Catalyst Entertainment’s international affiliate The Britt Allcroft Company has been busy lately striking programming and distribution deals with Nickelodeon, Paramount and Disney.
As part of an ongoing plan to promote Thomas the Tank Engine’s feature film debut, Thomas and the Magic Railroad, the London, Eng.-based entertainment company has licensed Shining Time Station to Nickelodeon in the u.s. for an exclusive summer run.
As such, Thomas the Tank Engine, an integral part of the Shining Time Station package, will appear on Nick Junior every weekday starting in June.
The following month, Thomas and the Magic Railroad, a coproduction between Gullane Pictures (a wholly owned Britt Allcroft prodco in the u.s.) and Destination Films, starring Peter Fonda, Mara Wilson and Alec Baldwin, will launch simultaneously in more than 2,000 theatres in the u.s., u.k. and Canada. The film has also been sold to Japan, Germany, Australia, South Africa, Portugal and the Middle East, where it will be released at a later, unspecified date.
Catalyst ceo Charles Falzon and president Nancy Chapelle serve as exec producers on the us$20-million film.
Alliance Atlantis Communications has Canadian distribution, Icon is distributing in the u.k. and Allcroft has worldwide.
As part of a 15-year distribution deal with Paramount, 39 half-hour episodes of Allcroft’s preschool animated series Mumfie will be brought to video in North America.
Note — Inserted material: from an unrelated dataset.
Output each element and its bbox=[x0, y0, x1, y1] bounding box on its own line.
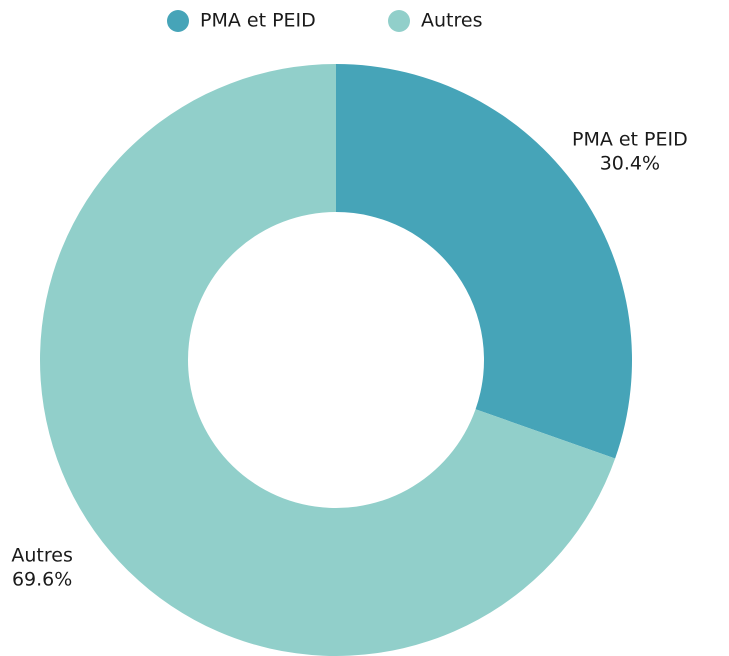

Paramount will release two videos a year in the u.s. and Canada during the first two years of the deal.
Finally, Walt Disney Company has commissioned Britt Allcroft to produce an additional 104, 20-minute episodes of the award-winning series Art Attack, which the company acquired through its recent $32-million purchase of u.k.-based Media Merchants.
The new episodes, to be delivered in December, are for the Latin American market – 52 will be produced in Latin Spanish and 52 will be produced in Brazilian Portuguese.
Earlier this year, Allcroft acquired 50% the hit u.k. series Sooty from Sooty Productions.